I’ve read several books over the summer, mainly fantasy books, but with a few realistic and historical fiction books and a non-fiction book as well.
One of my fantasy books was The Accidental Hero by Matt Myklusch. In this book, Matt Myklusch’s main character is named “Jack Blank”, with his last name being unknown, because he was raised as an orphan. Jack is a boy who loves comic books about superheroes blowing up zombies, bad guys, aliens, and robots. But one day, a Robo-Zombie from one of his comic books appears in the basement of his Home (St. Barnaby’s Home for the Hopeless, Abandoned, Forgotten, and Lost), and Jack is forced to run for his life, finally destroying the Robo-Zombie by somehow blowing up the generator in the Home’s back yard.
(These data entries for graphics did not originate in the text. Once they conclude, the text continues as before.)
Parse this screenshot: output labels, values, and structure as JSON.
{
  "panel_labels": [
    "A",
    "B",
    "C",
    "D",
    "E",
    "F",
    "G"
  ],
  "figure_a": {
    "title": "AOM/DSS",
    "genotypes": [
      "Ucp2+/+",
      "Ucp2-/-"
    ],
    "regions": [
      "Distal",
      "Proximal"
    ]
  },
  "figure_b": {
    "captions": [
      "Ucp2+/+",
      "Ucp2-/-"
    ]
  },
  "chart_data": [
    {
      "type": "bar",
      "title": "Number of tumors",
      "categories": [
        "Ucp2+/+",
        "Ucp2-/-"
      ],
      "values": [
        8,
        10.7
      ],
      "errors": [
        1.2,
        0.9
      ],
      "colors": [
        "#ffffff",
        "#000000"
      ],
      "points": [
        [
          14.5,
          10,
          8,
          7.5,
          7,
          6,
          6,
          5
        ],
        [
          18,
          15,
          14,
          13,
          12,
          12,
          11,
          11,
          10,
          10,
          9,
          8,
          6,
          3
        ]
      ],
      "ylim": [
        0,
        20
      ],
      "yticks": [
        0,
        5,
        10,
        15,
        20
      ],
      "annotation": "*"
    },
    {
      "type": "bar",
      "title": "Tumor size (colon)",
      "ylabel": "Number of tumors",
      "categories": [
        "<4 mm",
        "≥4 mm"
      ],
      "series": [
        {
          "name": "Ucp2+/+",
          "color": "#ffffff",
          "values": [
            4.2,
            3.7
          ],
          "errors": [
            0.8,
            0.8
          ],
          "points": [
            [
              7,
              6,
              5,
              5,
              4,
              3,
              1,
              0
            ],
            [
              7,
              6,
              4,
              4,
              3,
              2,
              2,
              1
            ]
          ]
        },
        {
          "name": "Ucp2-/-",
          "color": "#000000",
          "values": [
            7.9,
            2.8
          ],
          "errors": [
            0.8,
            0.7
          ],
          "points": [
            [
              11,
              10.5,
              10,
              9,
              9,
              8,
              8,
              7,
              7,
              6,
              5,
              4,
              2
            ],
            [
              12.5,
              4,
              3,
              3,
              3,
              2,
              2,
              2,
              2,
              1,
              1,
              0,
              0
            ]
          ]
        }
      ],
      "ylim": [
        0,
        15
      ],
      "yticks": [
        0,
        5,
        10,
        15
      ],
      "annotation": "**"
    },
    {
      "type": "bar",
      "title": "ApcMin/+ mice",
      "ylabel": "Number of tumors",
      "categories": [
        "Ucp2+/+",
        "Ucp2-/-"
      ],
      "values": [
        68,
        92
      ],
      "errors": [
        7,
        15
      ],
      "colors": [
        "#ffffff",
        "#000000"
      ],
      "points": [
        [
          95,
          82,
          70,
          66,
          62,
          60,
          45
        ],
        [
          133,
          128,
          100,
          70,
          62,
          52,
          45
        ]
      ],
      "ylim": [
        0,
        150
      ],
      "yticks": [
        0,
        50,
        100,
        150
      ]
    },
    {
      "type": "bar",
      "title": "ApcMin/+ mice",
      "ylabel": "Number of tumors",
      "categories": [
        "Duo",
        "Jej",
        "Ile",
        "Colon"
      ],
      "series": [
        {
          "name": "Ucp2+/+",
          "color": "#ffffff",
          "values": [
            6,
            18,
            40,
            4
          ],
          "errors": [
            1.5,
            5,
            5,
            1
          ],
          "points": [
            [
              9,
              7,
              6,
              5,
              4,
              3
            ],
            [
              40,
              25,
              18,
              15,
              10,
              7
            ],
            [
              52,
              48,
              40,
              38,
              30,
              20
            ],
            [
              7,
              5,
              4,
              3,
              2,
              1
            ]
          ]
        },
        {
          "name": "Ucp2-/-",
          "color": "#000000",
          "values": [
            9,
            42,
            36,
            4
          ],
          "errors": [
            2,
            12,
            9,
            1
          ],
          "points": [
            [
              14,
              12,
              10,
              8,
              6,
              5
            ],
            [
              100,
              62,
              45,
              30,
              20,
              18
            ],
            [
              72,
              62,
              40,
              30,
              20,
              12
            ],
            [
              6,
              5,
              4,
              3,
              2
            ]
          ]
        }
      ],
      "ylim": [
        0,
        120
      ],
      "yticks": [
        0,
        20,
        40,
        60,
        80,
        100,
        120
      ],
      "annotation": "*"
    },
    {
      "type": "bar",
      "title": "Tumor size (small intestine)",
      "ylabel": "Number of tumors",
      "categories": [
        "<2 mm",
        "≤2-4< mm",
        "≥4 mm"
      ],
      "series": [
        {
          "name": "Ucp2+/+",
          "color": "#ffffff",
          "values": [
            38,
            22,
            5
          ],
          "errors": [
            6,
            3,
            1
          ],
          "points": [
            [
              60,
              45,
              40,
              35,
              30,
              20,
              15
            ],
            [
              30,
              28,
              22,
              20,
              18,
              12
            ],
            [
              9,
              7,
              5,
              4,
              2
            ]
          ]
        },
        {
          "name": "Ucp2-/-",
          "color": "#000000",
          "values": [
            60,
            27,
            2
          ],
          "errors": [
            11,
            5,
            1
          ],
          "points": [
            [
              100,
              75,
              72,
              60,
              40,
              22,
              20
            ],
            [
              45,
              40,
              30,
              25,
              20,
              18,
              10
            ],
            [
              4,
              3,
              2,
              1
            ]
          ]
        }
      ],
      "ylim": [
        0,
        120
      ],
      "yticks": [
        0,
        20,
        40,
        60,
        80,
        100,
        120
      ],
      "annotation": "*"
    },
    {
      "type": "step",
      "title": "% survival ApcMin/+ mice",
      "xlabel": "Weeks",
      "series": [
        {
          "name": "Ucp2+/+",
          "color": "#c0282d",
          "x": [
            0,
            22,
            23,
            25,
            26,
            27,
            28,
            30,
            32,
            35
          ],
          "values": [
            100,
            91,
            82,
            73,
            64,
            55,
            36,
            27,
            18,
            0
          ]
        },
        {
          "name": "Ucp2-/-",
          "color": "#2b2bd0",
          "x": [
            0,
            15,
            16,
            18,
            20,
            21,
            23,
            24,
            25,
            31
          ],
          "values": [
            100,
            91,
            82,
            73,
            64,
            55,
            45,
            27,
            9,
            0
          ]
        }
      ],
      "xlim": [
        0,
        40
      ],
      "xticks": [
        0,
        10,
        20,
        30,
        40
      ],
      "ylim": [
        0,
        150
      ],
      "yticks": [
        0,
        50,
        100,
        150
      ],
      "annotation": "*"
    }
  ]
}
Then a mysterious person, Jazen Knight, appears, and brings Jack to the Imagine Nation, which is apparently…Jack’s actual home.
What this book reveals about me is that I’m the sort of person who doesn’t really “Live by the book”, meaning that I don’t always take notice or follow rules, because life doesn’t follow rules. Imagination is probably the main theme in this book, since most of the things that happen in the story is simply made up, such as shooting energy balls from your hands, but some of them are also existing theories, such as alien life on other planets. Even though there are many rules in life, from not swearing while you’re a little kid to not committing any acts of violence and/or murder, with consequences for all rules if they are broken. Rather like the Percy Jackson series, this book is written in the present time period, except with many made-up parts added on, which requires imagination to make up.
To visit the website for The Accidental Hero, click here.
Another book I’ve read this summer is Ranger’s Apprentice #10: The Emperor of Nihon-Ja, a Historical-Fiction book written by John Flanagan. In this book, the main character, Will, is concerned for his friend Horace, who has been missing for months on a diplomatic trip to the court of Nihon-Ja. When Will travels there with several of his companions, he discovers that Horace has been embroiled in Nihon-Jan politics, by helping the rightful emperor escape from an usurper’s uprising. Will and his friends eventually meet up with Horace, but then they are faced with another problem: How to turn a group of farmers and field workers into a fighting force to defeat the usurper and his highly trained army.
What this book reveals about me is that I think anything is possible, such as turning a group of farmers into a fighting force strong enough to defeat an army of highly trained warriors. Likewise, life does have it’s limits, but it’s up to you to decide what those limits are. For example, in the situation of this book, some people may have given up at the very thought of defeating a highly trained army, but others would be willing to push on, and find out that they can succeed if they try hard enough. To put it simply, if you are determined enough, and you also have some knowledge, imagination, and creativity, you can overcome any problem that may stand in your way, even ones that may seem impossible at first glance.
To visit the website for Ranger’s Apprentice, click here.
Yet another book I’ve read over the summer is Half-Moon Investigations, a Realistic-Fiction book written by Eoin Colfer. This book is about a Primary School student called Fletcher Moon (although other students call him Half-Moon), who is actually a fully qualified private investigator, with a real detective’s badge to prove it. Soon after the beginning of the book, Fletcher is attacked by a mysterious stranger in his backyard during the night with a golf club, and he later finds out that the force of being hit by the club left three letters indented in his skin: R.E.D, or in other words, Red Sharkey, who seems to be the prime suspect. But then the leader of the Sharkeys (aka Red’s dad) hears about Flectcher reporting that Red attacked him, and orders Fletcher and Red to solve the case and prove them innocent. But along the way, the find out clues that other people have been stolen from, and they all have something in common, but even more disturbing is that the attacker apparently has a 50-centimeter long footprint.
What this book reveals about me is that I think that there is always a way to solve a case, no matter what the case may be, and that evidence can be found everywhere, even if being attacked with a club is your evidence, which is what happened to Fletcher in this book. It’s just a matter of how conclusive the evidence is. There will almost always be a time in your life when you are framed for something, even if it’s when you’re a kid: “He took my crayon!” And whenever that time comes by, you will need a way to prove that you’re not the criminal and that you’re innocent. Unless, of course, you are the criminal and whoever framed you was correct. In my opinion, the main theme in this book is either knowledge or creativity/improvisation; maybe a combination of both. I chose knowledge because you will need knowledge to solve a case and prove somebody innocent or guilty, and you will need creativity and improvisation to help solve the case when knowledge simply isn’t enough.